Article 2 §2 justifies the use of force in self-defence only if it is ‘absolutely necessary’

 

Three members of the Provisional IRA, suspected of having on them a remote control device to be used to explode a bomb, were shot dead on the street by SAS soldiers in Gibraltar. The European Court of Human Rights found a violation of Article 2 because the operation could have been planned and controlled without the need to kill the suspects.

 

E.C.H.R., 27.09.1995, McCann and Others v. the UK

 

  • Dissolution of political parties


Concerned dissolution of the United Communist Party of Turkey (“the TBKP”) and banning of its leaders from holding similar office in any other political party. The European Court of Human Rights held that the dissolution had not been “necessary in a democratic society”, finding in particular that there was no evidence that the TBKP had been responsible for terrorism problems in Turkey : violation of Article 11.

 

E.C.H.R., 30.01.1998, United Communist Party of Turkey and Others v. Turkey

 

 

  • Freedom of expression

 

1. A case concerned the ban on the circulation of a book on the Basque culture.

 

The  European Court of Human Rights found that there was nothing in the book’s content suggesting incitement to violence or separatism and held that the interference with applicant’s freedom of expression had not been ‘necessary in a democratic society’ : violation of Article 10.

 

E.C.H.R., 17.7.2001, Association Ekin v.

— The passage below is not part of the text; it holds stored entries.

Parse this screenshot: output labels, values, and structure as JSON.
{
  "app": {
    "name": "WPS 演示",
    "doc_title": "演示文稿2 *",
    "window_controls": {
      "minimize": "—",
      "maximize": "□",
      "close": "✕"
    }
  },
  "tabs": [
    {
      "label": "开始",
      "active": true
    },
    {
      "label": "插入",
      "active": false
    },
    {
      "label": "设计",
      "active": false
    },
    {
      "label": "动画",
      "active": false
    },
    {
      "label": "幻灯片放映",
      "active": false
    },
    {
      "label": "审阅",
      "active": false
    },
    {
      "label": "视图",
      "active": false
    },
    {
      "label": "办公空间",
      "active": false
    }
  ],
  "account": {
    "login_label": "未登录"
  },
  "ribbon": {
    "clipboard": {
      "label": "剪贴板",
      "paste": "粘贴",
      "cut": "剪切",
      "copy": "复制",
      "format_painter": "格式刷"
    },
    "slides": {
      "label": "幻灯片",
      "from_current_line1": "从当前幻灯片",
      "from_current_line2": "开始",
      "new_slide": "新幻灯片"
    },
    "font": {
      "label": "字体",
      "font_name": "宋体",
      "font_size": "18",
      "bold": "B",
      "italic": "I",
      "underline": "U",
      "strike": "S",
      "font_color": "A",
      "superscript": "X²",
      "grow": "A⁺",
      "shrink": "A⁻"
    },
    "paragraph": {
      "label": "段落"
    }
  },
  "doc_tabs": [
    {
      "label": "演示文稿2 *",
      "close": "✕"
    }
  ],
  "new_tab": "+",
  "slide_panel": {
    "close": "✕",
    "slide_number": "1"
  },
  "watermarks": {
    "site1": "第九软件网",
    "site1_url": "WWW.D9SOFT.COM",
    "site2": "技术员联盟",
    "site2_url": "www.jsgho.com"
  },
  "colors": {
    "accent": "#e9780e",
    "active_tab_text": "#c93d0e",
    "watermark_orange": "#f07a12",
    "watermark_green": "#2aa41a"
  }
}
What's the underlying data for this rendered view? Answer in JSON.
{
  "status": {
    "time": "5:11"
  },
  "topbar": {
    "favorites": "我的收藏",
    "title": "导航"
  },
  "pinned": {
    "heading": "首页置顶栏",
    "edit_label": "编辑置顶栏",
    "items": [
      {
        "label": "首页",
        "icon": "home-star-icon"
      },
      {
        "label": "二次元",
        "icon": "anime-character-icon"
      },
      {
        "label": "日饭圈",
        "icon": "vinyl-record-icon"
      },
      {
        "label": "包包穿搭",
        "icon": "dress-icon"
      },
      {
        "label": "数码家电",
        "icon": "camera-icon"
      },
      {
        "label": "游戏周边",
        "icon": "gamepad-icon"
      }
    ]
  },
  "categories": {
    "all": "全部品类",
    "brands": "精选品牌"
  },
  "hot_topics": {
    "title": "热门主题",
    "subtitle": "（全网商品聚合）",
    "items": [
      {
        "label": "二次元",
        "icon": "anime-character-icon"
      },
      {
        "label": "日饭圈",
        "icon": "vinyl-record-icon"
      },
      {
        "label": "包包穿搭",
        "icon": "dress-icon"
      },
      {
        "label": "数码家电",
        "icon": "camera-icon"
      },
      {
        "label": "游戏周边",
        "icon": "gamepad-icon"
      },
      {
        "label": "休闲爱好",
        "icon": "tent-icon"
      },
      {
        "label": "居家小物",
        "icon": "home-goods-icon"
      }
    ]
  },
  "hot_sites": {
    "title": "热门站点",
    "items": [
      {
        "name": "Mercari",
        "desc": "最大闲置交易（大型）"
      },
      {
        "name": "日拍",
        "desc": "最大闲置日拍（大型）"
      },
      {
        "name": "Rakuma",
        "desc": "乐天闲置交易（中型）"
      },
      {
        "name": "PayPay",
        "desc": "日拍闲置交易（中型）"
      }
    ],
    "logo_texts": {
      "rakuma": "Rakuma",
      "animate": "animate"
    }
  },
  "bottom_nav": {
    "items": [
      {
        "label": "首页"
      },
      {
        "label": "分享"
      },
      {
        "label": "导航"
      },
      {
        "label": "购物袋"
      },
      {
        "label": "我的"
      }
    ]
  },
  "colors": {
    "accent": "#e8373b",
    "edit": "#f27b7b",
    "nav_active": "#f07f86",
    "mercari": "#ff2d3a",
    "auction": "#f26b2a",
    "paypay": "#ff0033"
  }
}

France

 

 

2. A case concerned the applicants’ complaint about their criminal conviction under the Prevention of Terrorism Act for publishing press articles designating State agents as targets for terrorist organisations : the European Court of Human Rights found a violation of Article 10.

 

E.C.H.R., 19.12.2006, Falakaoglu and Saygili v. Turkey

 

 

3. A case concerned the applicants’ complaints about the suspension of the publication and dissemination of their newspapers, considered propaganda in favour of a terrorist organisation : the European Court of Human Rights found a violation of Article 10.